I fail to see how this fear that a small fraction of the male population supposedly lives in (a percent? two?) is even comparable to the fear that the majority of women have.
sixteenbynine
Jul. 21st, 2010 03:31 pm (UTC)
I think what people are saying is that the prevalent threat of rape is orders of magnitude greater for women than is the prevalent threat of men being falsely accused of rape.

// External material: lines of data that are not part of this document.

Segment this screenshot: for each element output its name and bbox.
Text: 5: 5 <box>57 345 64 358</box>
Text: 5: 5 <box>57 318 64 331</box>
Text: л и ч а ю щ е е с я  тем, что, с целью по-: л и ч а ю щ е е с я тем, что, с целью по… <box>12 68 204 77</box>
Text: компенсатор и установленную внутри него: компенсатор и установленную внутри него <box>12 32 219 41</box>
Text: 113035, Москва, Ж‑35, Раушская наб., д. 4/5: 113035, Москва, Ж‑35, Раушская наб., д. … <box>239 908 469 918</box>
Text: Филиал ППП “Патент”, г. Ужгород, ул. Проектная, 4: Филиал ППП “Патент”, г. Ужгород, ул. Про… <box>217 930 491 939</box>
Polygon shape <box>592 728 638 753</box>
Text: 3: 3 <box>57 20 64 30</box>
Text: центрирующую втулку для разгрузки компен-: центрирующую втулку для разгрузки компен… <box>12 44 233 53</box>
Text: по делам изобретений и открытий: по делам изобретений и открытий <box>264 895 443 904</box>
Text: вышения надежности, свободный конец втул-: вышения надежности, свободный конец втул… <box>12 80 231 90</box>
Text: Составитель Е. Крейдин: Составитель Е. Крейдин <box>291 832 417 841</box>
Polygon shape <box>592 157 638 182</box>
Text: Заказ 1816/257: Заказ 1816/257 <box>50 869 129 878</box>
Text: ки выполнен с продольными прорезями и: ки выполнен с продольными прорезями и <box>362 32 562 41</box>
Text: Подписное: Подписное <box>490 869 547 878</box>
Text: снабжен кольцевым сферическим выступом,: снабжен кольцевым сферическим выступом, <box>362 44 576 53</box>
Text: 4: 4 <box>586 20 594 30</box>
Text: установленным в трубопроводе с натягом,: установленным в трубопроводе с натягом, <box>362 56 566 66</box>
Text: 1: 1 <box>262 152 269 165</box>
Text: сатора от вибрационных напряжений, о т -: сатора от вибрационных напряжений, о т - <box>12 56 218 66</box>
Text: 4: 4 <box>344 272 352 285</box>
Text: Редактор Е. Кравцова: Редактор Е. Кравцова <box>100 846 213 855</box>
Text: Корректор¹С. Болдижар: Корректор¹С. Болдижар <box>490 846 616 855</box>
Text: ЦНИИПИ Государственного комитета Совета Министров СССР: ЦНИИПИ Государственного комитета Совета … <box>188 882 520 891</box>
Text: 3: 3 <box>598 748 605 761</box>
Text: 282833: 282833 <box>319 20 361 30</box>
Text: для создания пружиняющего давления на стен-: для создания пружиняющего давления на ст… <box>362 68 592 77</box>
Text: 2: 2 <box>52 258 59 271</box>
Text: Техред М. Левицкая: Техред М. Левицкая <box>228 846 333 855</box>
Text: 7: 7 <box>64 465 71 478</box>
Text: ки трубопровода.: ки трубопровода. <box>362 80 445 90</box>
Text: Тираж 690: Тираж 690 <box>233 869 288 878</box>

What happened to your friend was terrible, and again this is not meant to minimize that. It's just that we need to look at what's prevalent and predominant, and the vast majority of the time it appears to be men taking advantage of women.
shadrad
Jul. 21st, 2010 03:38 pm (UTC)
I'd have to agree with comments above, considering that just as women generally attempt to act in ways that will prevent them from being raped (sticking together, not letting other people handle their drinks, staying in well-populated, well-lit areas, not being alone with men, etc), men who are afraid have every option to adjust their behavior to reduce the chance they will be accused of rape-- yet don't.

I am certainly not saying that if they don't adjust that behavior 'they were asking for it' (because nobody asks to be wronged in any level of severity), but it does seem strange to me that a woman should have to take so many extraneous steps to prevent herself from being harmed and as a whole, men don't seem to have to.
(Deleted comment)
jimhines
Jul. 21st, 2010 04:05 pm (UTC)
How so, if you don't mind me asking?
(Deleted comment)
(no subject) - tsubaki_ny - Jul. 21st, 2010 10:43 pm (UTC) - Expand
(no subject) - akiko - Jul. 22nd, 2010 02:48 pm (UTC) - Expand
janni
Jul. 21st, 2010 05:57 pm (UTC)
No, but is it less important?

Okay, I'm going to say it: Yes. It is less important.

False accusations are not a good thing, no. Living in fear of them is not good, either.

But seriously. All forms of harm are not equivalent. And especially, being raped, and being accused of raping someone, are not equivalent things, and the fact that they both fall under the general category of "bad" doesn't change this.

The damage done by having someone lie about you and damage one's reputation, and the damage done by having someone physically overpower, attack, and hurt you are not the same thing. They're not even the same order of magnitude of thing.

And living with the fear of having someone lie about you, and living with the fear of having someone physically attack you? Also. Not the same.
ginmar
Jul. 21st, 2010 11:30 pm (UTC)
Yeah, does being afraid of being falsely accused of rape involve forcible penetration, injuries, shame, ostracism, slut-shaming, and so forth? All of which take place in a sexist culture where women are being beaten, raped, abused, and not seeing justice for any of that?
ginmar
Jul. 21st, 2010 11:24 pm (UTC)
Jim, I have to say...."The girls on campus used the threat of rape..."

This sounds like pure, MRA, woman-hating bullshit.